A sparse genetic code underlies the neuroanatomical organization of the brainstem
David W. Matthews (University of California, San Diego), Harvey J. Karten (University of California, San Diego), David Kleinfeld (University of California, San Diego)
While most studies of spatially registered genomic data use global expression to infer anatomical differences, we examine the inverse problem: what are the fewest genes necessary to correctly identify regions defined by cytoarchitecture and innervation? We generated a micron-resolution atlas of inputs using a sensitive neuronal tracer injected into each branch of the adult mouse trigeminal nerve. Brains were sectioned, stained, imaged, registered, and reconstructed to produce a volumetric, vectorized map of innervation and morphology. We coregistered these data with the Allen Gene Expression Atlas, a dataset of 20,012 usable in situ hybridization probes with expression intensities at 200um3 spacing throughout the brain (~10^6 voxels).
We next generated brain region classes according to their distinct anatomical attributes, and treated each gene expression set as a feature vector.
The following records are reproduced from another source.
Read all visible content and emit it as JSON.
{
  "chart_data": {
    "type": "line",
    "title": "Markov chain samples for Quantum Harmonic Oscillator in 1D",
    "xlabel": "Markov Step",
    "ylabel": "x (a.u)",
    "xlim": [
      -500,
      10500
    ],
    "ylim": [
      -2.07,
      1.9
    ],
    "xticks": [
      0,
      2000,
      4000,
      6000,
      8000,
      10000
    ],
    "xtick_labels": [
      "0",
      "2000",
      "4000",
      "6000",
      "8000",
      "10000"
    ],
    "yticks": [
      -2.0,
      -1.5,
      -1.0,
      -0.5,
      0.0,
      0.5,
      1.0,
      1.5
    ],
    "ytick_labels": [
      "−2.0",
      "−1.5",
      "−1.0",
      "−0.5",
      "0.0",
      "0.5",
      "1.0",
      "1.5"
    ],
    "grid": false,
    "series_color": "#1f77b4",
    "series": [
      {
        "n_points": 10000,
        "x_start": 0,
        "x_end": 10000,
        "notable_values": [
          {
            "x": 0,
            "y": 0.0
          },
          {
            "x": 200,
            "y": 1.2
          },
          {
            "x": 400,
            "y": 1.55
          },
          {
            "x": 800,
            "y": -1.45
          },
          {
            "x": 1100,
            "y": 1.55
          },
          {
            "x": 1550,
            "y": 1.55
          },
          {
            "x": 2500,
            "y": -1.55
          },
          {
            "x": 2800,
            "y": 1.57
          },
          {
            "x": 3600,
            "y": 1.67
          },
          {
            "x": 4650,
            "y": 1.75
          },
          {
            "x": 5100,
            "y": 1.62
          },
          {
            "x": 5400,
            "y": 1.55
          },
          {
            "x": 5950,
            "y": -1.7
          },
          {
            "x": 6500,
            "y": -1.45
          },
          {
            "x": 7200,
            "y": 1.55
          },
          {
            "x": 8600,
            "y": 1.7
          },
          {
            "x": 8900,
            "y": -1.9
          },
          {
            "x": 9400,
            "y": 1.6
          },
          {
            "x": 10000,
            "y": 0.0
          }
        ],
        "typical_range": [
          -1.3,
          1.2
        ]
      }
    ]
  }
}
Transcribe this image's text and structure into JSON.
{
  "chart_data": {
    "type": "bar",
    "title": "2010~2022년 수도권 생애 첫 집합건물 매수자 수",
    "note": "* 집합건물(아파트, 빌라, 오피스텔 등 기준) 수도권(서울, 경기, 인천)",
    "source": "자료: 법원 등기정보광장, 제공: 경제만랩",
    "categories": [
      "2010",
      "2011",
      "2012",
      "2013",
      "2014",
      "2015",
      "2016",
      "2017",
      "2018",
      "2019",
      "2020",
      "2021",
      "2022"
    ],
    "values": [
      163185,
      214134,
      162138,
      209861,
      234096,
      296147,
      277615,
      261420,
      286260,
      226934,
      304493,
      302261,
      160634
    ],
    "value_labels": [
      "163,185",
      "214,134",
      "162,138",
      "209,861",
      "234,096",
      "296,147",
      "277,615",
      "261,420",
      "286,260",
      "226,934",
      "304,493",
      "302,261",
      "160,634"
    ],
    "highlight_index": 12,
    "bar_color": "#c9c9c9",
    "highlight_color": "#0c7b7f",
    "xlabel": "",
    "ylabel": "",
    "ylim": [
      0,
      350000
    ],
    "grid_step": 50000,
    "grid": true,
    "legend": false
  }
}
Using supervised learning algorithms based on decision trees and L1-norm regularization, we find sets of gene pairs and triplets that uniquely specify classically described trigeminal nuclei. This uniqueness demonstrates that an extremely sparse representation from the large set of genes is sufficient to outline the anatomical substructure of the brainstem.
The combination of classical tract tracing and modern imaging with novel informatics and statistical learning techniques thus 1) exploits and builds on existing registration infrastructure, 2) extends the quantitative tools available for assessing spatially-registered genomic data, and 3) is essentially generalizable to any neural system. More fundamentally, it provides a framework for identifying putative novel genes for developmental studies, and a strategy for targeting individual brain regions for manipulation with optogenetics and for imaging with genetically encoded sensors.